Especially at the summertime Dance of the New Moon which was held over several
days (until that new moon came). So the night in question along with most of
the Lakota Sioux who could get there, there were white garbacho tourists and a
slew of hippies who had deserted the cities to go back to nature living in rural
communes all over the West. And they, mainly young, as young will do, brought their
own instruments to play along with the tribal drums, beads and sticks. A couple
of guys, one calling himself Captain Midnight and the other Black Jack, had
flutes and fiddles. Everybody was gathering around the huge camp fire which had
an important symbolic presence in the dance as it lit up the canyon walls
behind the crowds.
Once the
tribal drums started, slowly and in synch at first, getting louder a little
later, some strange images started to appear to Bill Three Crow against the
multi-layered canyon walls.
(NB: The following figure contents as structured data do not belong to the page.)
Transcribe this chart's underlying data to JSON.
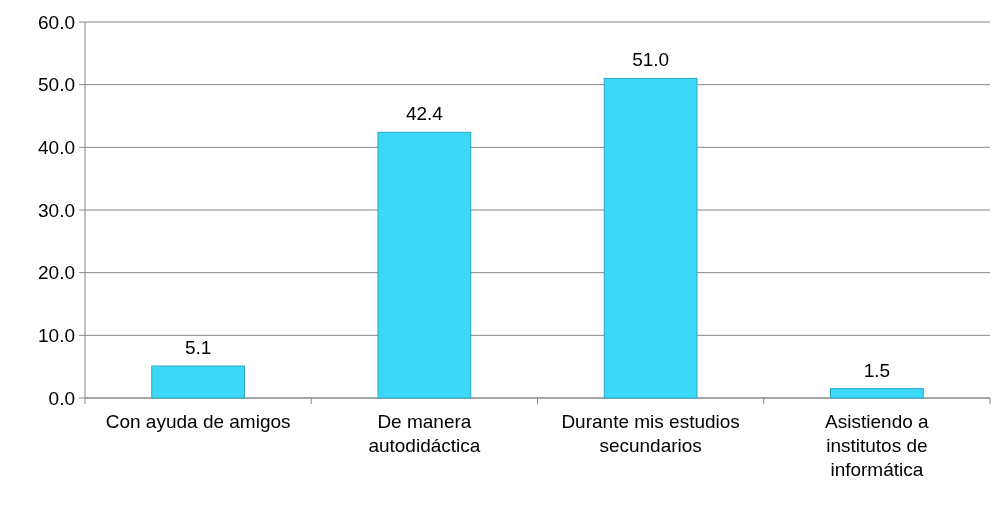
{
  "chart_data": {
    "type": "bar",
    "categories": [
      "Con ayuda de amigos",
      "De manera autodidáctica",
      "Durante mis estudios secundarios",
      "Asistiendo a institutos de informática"
    ],
    "values": [
      5.1,
      42.4,
      51.0,
      1.5
    ],
    "color": "#3dd8f8",
    "ylim": [
      0,
      60
    ],
    "yticks": [
      {
        "value": 0,
        "label": "0.0"
      },
      {
        "value": 10,
        "label": "10.0"
      },
      {
        "value": 20,
        "label": "20.0"
      },
      {
        "value": 30,
        "label": "30.0"
      },
      {
        "value": 40,
        "label": "40.0"
      },
      {
        "value": 50,
        "label": "50.0"
      },
      {
        "value": 60,
        "label": "60.0"
      }
    ],
    "grid": "y",
    "value_labels": [
      "5.1",
      "42.4",
      "51.0",
      "1.5"
    ]
  }
}
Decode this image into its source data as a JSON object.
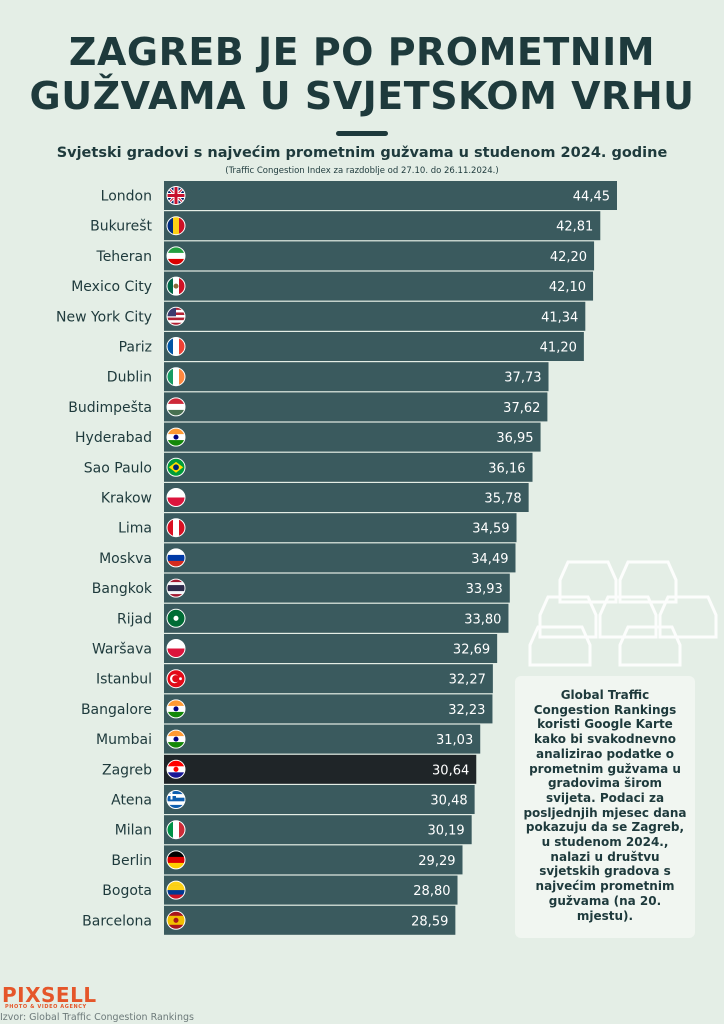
{
  "header": {
    "title_line1": "ZAGREB JE PO PROMETNIM",
    "title_line2": "GUŽVAMA U SVJETSKOM VRHU",
    "subtitle": "Svjetski gradovi s najvećim prometnim gužvama u studenom 2024. godine",
    "note": "(Traffic Congestion Index za razdoblje od 27.10. do 26.11.2024.)"
  },
  "colors": {
    "bar": "#3a5a5e",
    "bar_highlight": "#1f2528",
    "text": "#1e3a3c",
    "background": "#e4eee6"
  },
  "chart_data": {
    "type": "bar",
    "orientation": "horizontal",
    "title": "Svjetski gradovi s najvećim prometnim gužvama u studenom 2024. godine",
    "xlabel": "",
    "ylabel": "",
    "xlim": [
      0,
      44.45
    ],
    "highlight": "Zagreb",
    "categories": [
      "London",
      "Bukurešt",
      "Teheran",
      "Mexico City",
      "New York City",
      "Pariz",
      "Dublin",
      "Budimpešta",
      "Hyderabad",
      "Sao Paulo",
      "Krakow",
      "Lima",
      "Moskva",
      "Bangkok",
      "Rijad",
      "Waršava",
      "Istanbul",
      "Bangalore",
      "Mumbai",
      "Zagreb",
      "Atena",
      "Milan",
      "Berlin",
      "Bogota",
      "Barcelona"
    ],
    "values": [
      44.45,
      42.81,
      42.2,
      42.1,
      41.34,
      41.2,
      37.73,
      37.62,
      36.95,
      36.16,
      35.78,
      34.59,
      34.49,
      33.93,
      33.8,
      32.69,
      32.27,
      32.23,
      31.03,
      30.64,
      30.48,
      30.19,
      29.29,
      28.8,
      28.59
    ],
    "value_labels": [
      "44,45",
      "42,81",
      "42,20",
      "42,10",
      "41,34",
      "41,20",
      "37,73",
      "37,62",
      "36,95",
      "36,16",
      "35,78",
      "34,59",
      "34,49",
      "33,93",
      "33,80",
      "32,69",
      "32,27",
      "32,23",
      "31,03",
      "30,64",
      "30,48",
      "30,19",
      "29,29",
      "28,80",
      "28,59"
    ],
    "flags": [
      "uk-flag-icon",
      "romania-flag-icon",
      "iran-flag-icon",
      "mexico-flag-icon",
      "usa-flag-icon",
      "france-flag-icon",
      "ireland-flag-icon",
      "hungary-flag-icon",
      "india-flag-icon",
      "brazil-flag-icon",
      "poland-flag-icon",
      "peru-flag-icon",
      "russia-flag-icon",
      "thailand-flag-icon",
      "saudi-arabia-flag-icon",
      "poland-flag-icon",
      "turkey-flag-icon",
      "india-flag-icon",
      "india-flag-icon",
      "croatia-flag-icon",
      "greece-flag-icon",
      "italy-flag-icon",
      "germany-flag-icon",
      "colombia-flag-icon",
      "spain-flag-icon"
    ]
  },
  "info_box": {
    "text": "Global Traffic Congestion Rankings koristi Google Karte kako bi svakodnevno analizirao podatke o prometnim gužvama u gradovima širom svijeta. Podaci za posljednjih mjesec dana pokazuju da se Zagreb, u studenom 2024., nalazi u društvu svjetskih gradova s najvećim prometnim gužvama (na 20. mjestu)."
  },
  "footer": {
    "logo": "PIXSELL",
    "logo_sub": "PHOTO & VIDEO AGENCY",
    "source": "Izvor: Global Traffic Congestion Rankings"
  }
}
Strangely several others commented on them,
including Captain Midnight and Black Jack who started playing their
instruments, at first a little out of synch with the tribal drums but then
catching up. Billy Three Crows then got up, got up as if possessed, and
starting dancing like the images on the walls. As the music droned on those
images got clearer and one and all, one and all who wanted to see, could see
the outlines of some ancient warriors preparing for battle, getting their
courage up, getting their spiritual affairs in order before their ancestors by
a collective dance.
The music
picked up, and Billy went into a trance around the camp fire. The walls
appeared to become one great fire dance. Then a few moments later almost as
quickly as they had appeared the images vanished into the canyon night. Billy
kept on dancing for a bit, then suddenly stopped. At that moment he knew, knew
as the on-looking elders knew, that he was the avenging shaman that his people
had been warrior waiting for. And wherever that knowledge might lead, whatever
hell was ahead, just that moment Billy Three Crows knew what it was like when
fearless ancient warriors roamed those hills.